Much to their delight, the kids quickly discovered that rarity of rarities: that mom was much more responsible for this particular mess than they were. Their piles were respectably large, but mine was this heaping thing that is now spreading its wings in several directions on our living room floor.
I don’t know about you, but I find that any unplanned exposure to my life ends up being a bit of a Rorschach test of how my kids perceive me. My youngest found my pile awesome, because it was big and it toppled. My daughter, who is 11 and figuring out what kind of young woman she’d like to be, smiled a quiet smile and told me how happy all my books make her. My oldest, who is 13 and is as brilliant and vocal as he is opinionated and loud, couldn’t fathom what he was seeing. “Have you really READ all these books, mom?” Not exactly (see: interruptions, above), but the real number is probably some multiple unfathomable to us both. “It looks like you read as much as ME!” A textbook thirteen-year-old observation, at least in my (no pun intended) book. They’re at that age when the patterns you’ve been hoping to instill in them finally take hold, but they think they invented them. “But where do they go? Have you memorized all of them? Are they all in your HEAD?”
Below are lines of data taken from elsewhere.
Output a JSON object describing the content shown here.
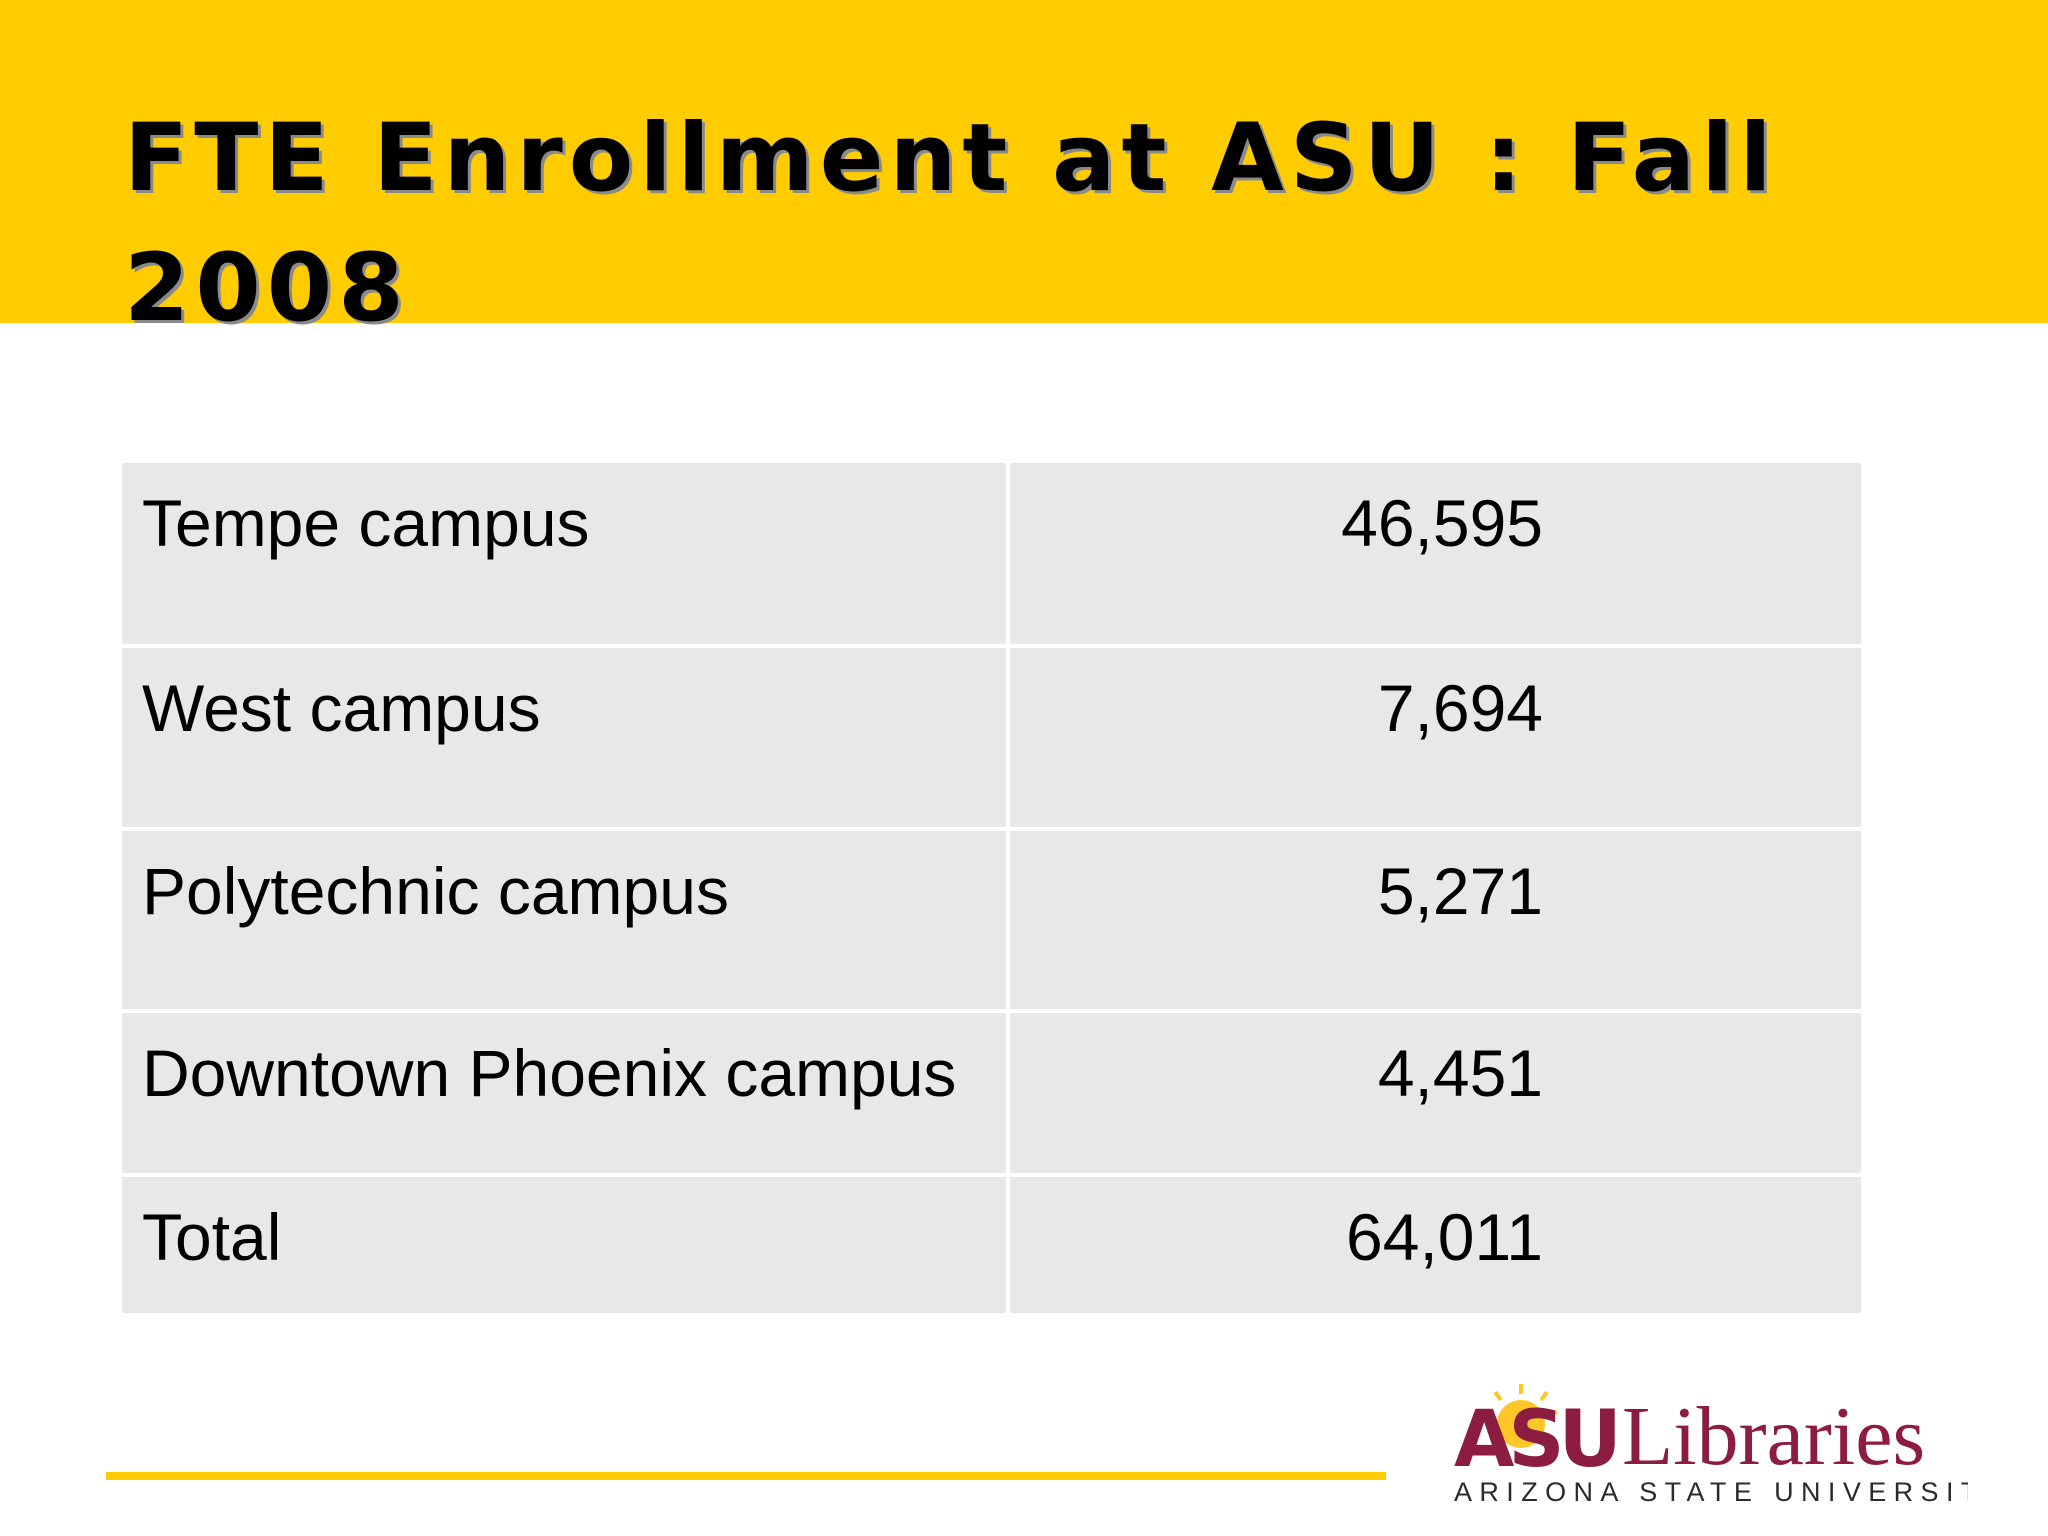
{
  "slide": {
    "title": "FTE Enrollment at ASU : Fall 2008",
    "title_band_color": "#FFCC00"
  },
  "table": {
    "rows": [
      {
        "label": "Tempe campus",
        "value": "46,595"
      },
      {
        "label": "West campus",
        "value": "7,694"
      },
      {
        "label": "Polytechnic campus",
        "value": "5,271"
      },
      {
        "label": "Downtown Phoenix campus",
        "value": "4,451"
      },
      {
        "label": "Total",
        "value": "64,011"
      }
    ],
    "cell_color": "#E8E7EA"
  },
  "logo": {
    "asu": "ASU",
    "libraries": "Libraries",
    "tagline": "ARIZONA STATE UNIVERSITY",
    "maroon": "#8C1D40",
    "gold": "#FFC627"
  },
  "footer": {
    "rule_color": "#FFCC00"
  }
}
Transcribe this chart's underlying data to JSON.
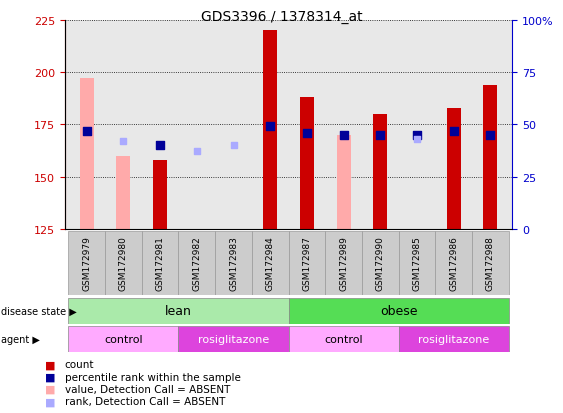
{
  "title": "GDS3396 / 1378314_at",
  "samples": [
    "GSM172979",
    "GSM172980",
    "GSM172981",
    "GSM172982",
    "GSM172983",
    "GSM172984",
    "GSM172987",
    "GSM172989",
    "GSM172990",
    "GSM172985",
    "GSM172986",
    "GSM172988"
  ],
  "count_values": [
    null,
    null,
    158,
    null,
    null,
    220,
    188,
    null,
    180,
    null,
    183,
    194
  ],
  "count_absent": [
    197,
    160,
    null,
    null,
    null,
    null,
    null,
    170,
    null,
    null,
    null,
    null
  ],
  "rank_present": [
    172,
    null,
    165,
    null,
    null,
    174,
    171,
    170,
    170,
    170,
    172,
    170
  ],
  "rank_absent": [
    null,
    167,
    null,
    162,
    165,
    null,
    null,
    null,
    null,
    168,
    null,
    null
  ],
  "ylim": [
    125,
    225
  ],
  "yticks": [
    125,
    150,
    175,
    200,
    225
  ],
  "y2lim": [
    0,
    100
  ],
  "y2ticks": [
    0,
    25,
    50,
    75,
    100
  ],
  "bar_bottom": 125,
  "colors": {
    "count": "#cc0000",
    "count_absent": "#ffaaaa",
    "rank_present": "#000099",
    "rank_absent": "#aaaaff",
    "lean_light": "#aaeaaa",
    "lean_dark": "#55dd55",
    "control": "#ffaaff",
    "rosiglitazone": "#dd44dd",
    "axis_color_left": "#cc0000",
    "axis_color_right": "#0000cc",
    "xticklabel_bg": "#cccccc",
    "plot_bg": "#e8e8e8"
  },
  "legend": [
    {
      "label": "count",
      "color": "#cc0000"
    },
    {
      "label": "percentile rank within the sample",
      "color": "#000099"
    },
    {
      "label": "value, Detection Call = ABSENT",
      "color": "#ffaaaa"
    },
    {
      "label": "rank, Detection Call = ABSENT",
      "color": "#aaaaff"
    }
  ],
  "figsize": [
    5.63,
    4.14
  ],
  "dpi": 100
}
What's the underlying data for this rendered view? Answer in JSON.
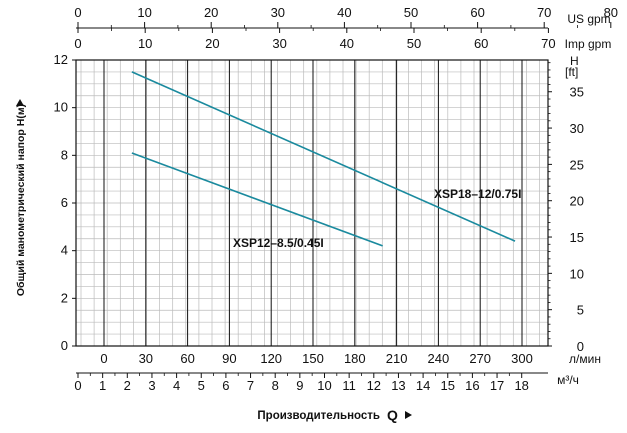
{
  "chart_data": {
    "type": "line",
    "x_unit": "л/мин",
    "x_range": [
      0,
      300
    ],
    "y_range": [
      0,
      12
    ],
    "y_ticks": [
      "0",
      "2",
      "4",
      "6",
      "8",
      "10",
      "12"
    ],
    "x_ticks": [
      "0",
      "30",
      "60",
      "90",
      "120",
      "150",
      "180",
      "210",
      "240",
      "270",
      "300"
    ],
    "y_label": "Общий манометрический напор Н(м)",
    "x_label": "Производительность",
    "x_label_symbol": "Q",
    "top_axes": [
      {
        "unit": "US gpm",
        "range": [
          0,
          80
        ],
        "ticks": [
          "0",
          "10",
          "20",
          "30",
          "40",
          "50",
          "60",
          "70",
          "80"
        ]
      },
      {
        "unit": "Imp gpm",
        "range": [
          0,
          70
        ],
        "ticks": [
          "0",
          "10",
          "20",
          "30",
          "40",
          "50",
          "60",
          "70"
        ]
      }
    ],
    "right_axis": {
      "unit_line1": "H",
      "unit_line2": "[ft]",
      "range": [
        0,
        40
      ],
      "ticks": [
        "0",
        "5",
        "10",
        "15",
        "20",
        "25",
        "30",
        "35"
      ]
    },
    "bottom_axis_2": {
      "unit": "м³/ч",
      "range": [
        0,
        18
      ],
      "ticks": [
        "0",
        "1",
        "2",
        "3",
        "4",
        "5",
        "6",
        "7",
        "8",
        "9",
        "10",
        "11",
        "12",
        "13",
        "14",
        "15",
        "16",
        "17",
        "18"
      ]
    },
    "grid": true,
    "series": [
      {
        "name": "XSP12–8.5/0.45I",
        "color": "#1a8a9e",
        "x": [
          20,
          200
        ],
        "y": [
          8.1,
          4.2
        ]
      },
      {
        "name": "XSP18–12/0.75I",
        "color": "#1a8a9e",
        "x": [
          20,
          295
        ],
        "y": [
          11.5,
          4.4
        ]
      }
    ]
  }
}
I love that last question. Yes, they are all in my head, to varying degrees. But they are even more in my heart. I’m not a fan of the false dichotomies of head vs. heart, or intellect vs. emotion, or any other construction of the human experience that seeks to neatly categorize parts of the whole. And the lovely thing is, I’m sure that I don’t need to explain this to my kids. They may not understand it now, but when they feel their entire bodies and selves releasing into a story – last night it was Charlotte’s Web for my youngest, begun in the bathtub and dragged to the bed; it’s been The School for Good and Evil for my daughter and her best friend, who share the books like giggled secrets; and currently its anything Greek myth related for my thirteen-year-old, who lectures me on the gods and goddesses and their purpose (because he’s still wrapping his head around my thorough liberal arts education, something he’s sure he needs to build on) – I know this is one of those great truths that benefits from no explanation. It just is, and the more I get out of its – and their – way on this one, the better. So thank you for this, too, gods and goddesses of reading and writing and their gorgeously inconceivable intersections, thank you for giving me something to trust in, something I can give my children simply by stepping out of their way. As if you hadn’t already given us enough.